Malas? Iya, tentu saja. Sebagai manusia kekinian, alih-alih segera beranjak menyapa air, jari-jemarj saya malah sibuk melihat timeline dari sebuah aplikasi ternama, karya seorang anak manusia fesbuk namanya.
Ada bagian dari diri yang menolak untuk taat, untuk apa, sesuatu yang tidak bisa dilihat, tetapi bisa dirasa, atau memaksakan untuk mengakui "aku bisa merasakannya". Allah itu dimana? Ataukah ketaatan ini sebagai bentuk ketakutan? Akan alam kubur? Yang gelap, lembab, dingin, sendiri? Karena pada kenyataannya saya yang sekeping ini penakut sekali.
Apapun itu, aku harus bangun, beranjak pergi, menyapa air pagi. Sebelum sesal itu datang, kemudian pergi dan tidak dapat diganti. Karena sesuatu yang sudah pergi, tak dapat kembali. Apakah itu? Waktu yang kita lewatkan dan kematian.
Ada bagian dari diri yang selalu merasa menyesal ketika setiap waktu itu pergi begitu saja, karena menurut ku, kepergiannya itu tak bermakna, sia-sia.
Merasakan angin dingin, sejuk, khas menjelang shubuh tiba. Entah darimana hembusan angin itu datangnya. Sayup-sayup, perasaan ini entah disebut apa. Meletup-letup, bahagia, aku berhasil mengalahkanmu egoku.

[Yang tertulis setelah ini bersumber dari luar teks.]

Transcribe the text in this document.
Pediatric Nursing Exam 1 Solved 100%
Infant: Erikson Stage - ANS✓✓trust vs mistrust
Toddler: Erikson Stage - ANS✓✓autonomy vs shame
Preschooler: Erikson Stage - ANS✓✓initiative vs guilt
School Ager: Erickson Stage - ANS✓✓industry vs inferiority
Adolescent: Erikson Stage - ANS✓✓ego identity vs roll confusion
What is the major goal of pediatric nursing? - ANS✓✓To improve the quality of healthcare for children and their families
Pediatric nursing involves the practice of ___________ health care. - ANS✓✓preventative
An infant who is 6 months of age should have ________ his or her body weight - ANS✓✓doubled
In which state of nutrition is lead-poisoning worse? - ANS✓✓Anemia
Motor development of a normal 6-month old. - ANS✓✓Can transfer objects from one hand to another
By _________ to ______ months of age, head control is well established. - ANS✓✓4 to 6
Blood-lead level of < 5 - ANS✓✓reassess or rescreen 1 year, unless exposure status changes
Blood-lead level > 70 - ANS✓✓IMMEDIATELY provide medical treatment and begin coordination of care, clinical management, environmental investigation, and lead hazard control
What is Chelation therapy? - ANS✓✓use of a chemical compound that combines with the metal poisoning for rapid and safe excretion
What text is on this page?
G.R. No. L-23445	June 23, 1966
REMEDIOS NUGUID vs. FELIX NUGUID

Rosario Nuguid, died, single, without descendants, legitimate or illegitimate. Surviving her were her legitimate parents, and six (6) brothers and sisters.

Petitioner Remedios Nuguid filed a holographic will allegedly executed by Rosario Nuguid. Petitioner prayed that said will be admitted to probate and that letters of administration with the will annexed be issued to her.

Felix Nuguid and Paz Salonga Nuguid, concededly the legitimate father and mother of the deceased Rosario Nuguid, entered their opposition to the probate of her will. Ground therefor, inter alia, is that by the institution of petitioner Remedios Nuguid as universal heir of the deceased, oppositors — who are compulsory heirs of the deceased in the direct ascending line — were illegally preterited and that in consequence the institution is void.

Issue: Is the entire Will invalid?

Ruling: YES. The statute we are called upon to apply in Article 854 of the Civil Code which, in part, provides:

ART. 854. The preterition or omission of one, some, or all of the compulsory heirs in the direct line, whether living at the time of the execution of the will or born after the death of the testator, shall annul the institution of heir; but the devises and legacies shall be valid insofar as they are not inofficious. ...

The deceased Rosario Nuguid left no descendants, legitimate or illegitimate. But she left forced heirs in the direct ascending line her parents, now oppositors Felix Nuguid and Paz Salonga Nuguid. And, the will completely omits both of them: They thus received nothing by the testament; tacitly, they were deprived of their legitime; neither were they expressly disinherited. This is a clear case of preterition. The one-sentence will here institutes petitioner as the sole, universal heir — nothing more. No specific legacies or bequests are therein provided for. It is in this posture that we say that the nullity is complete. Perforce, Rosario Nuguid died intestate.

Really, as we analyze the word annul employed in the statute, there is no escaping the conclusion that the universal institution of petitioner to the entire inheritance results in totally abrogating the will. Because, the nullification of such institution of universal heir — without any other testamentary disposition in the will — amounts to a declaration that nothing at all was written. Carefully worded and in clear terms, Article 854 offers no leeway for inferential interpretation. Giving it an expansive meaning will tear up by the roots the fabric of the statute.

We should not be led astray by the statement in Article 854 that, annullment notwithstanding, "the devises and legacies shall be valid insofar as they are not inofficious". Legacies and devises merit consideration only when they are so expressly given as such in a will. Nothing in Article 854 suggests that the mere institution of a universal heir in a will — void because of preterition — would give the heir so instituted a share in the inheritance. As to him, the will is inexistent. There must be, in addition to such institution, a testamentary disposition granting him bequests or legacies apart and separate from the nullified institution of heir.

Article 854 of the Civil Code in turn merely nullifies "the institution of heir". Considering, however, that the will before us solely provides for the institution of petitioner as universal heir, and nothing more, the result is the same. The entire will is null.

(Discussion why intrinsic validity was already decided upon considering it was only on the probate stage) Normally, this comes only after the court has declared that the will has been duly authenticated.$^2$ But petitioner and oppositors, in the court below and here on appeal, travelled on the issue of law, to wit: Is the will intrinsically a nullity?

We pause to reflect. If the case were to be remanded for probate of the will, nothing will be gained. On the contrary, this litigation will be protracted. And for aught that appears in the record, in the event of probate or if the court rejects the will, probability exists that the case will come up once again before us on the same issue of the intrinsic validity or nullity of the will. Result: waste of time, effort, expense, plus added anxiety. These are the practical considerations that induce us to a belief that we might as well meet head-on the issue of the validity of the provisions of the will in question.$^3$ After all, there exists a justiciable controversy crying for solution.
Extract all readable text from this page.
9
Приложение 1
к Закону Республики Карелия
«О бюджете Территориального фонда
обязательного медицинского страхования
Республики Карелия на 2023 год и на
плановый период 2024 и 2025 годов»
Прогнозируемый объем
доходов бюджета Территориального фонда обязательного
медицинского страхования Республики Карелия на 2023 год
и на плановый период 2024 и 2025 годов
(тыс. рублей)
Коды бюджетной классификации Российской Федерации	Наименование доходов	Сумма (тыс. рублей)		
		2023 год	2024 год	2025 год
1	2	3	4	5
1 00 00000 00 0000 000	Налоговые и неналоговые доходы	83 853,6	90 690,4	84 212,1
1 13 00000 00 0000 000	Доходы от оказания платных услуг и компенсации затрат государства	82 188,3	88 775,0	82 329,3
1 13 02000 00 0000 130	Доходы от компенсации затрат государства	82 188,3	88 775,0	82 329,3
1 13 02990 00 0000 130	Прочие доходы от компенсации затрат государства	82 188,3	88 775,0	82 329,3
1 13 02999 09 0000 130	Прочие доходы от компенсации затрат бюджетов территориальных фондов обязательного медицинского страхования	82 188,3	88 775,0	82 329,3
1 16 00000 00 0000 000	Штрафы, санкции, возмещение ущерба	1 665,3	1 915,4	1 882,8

Tunggu, aku ini bicara apa? Tentang apa? Tentang enggannya meminta, bersujud dan menghamba, setelah apa yang diharapkan, setelah apa yang tak disangka, tak diminta, ternyata dikabulkan.
Menghela nafas panjang
Aku ingin berjumpa, tapi perjumpaan itu bolehkah aku menangguhkannya? Meskipun hak atas panjang atau singkatnya usia seorang anak manusia, Dia yang menentukan.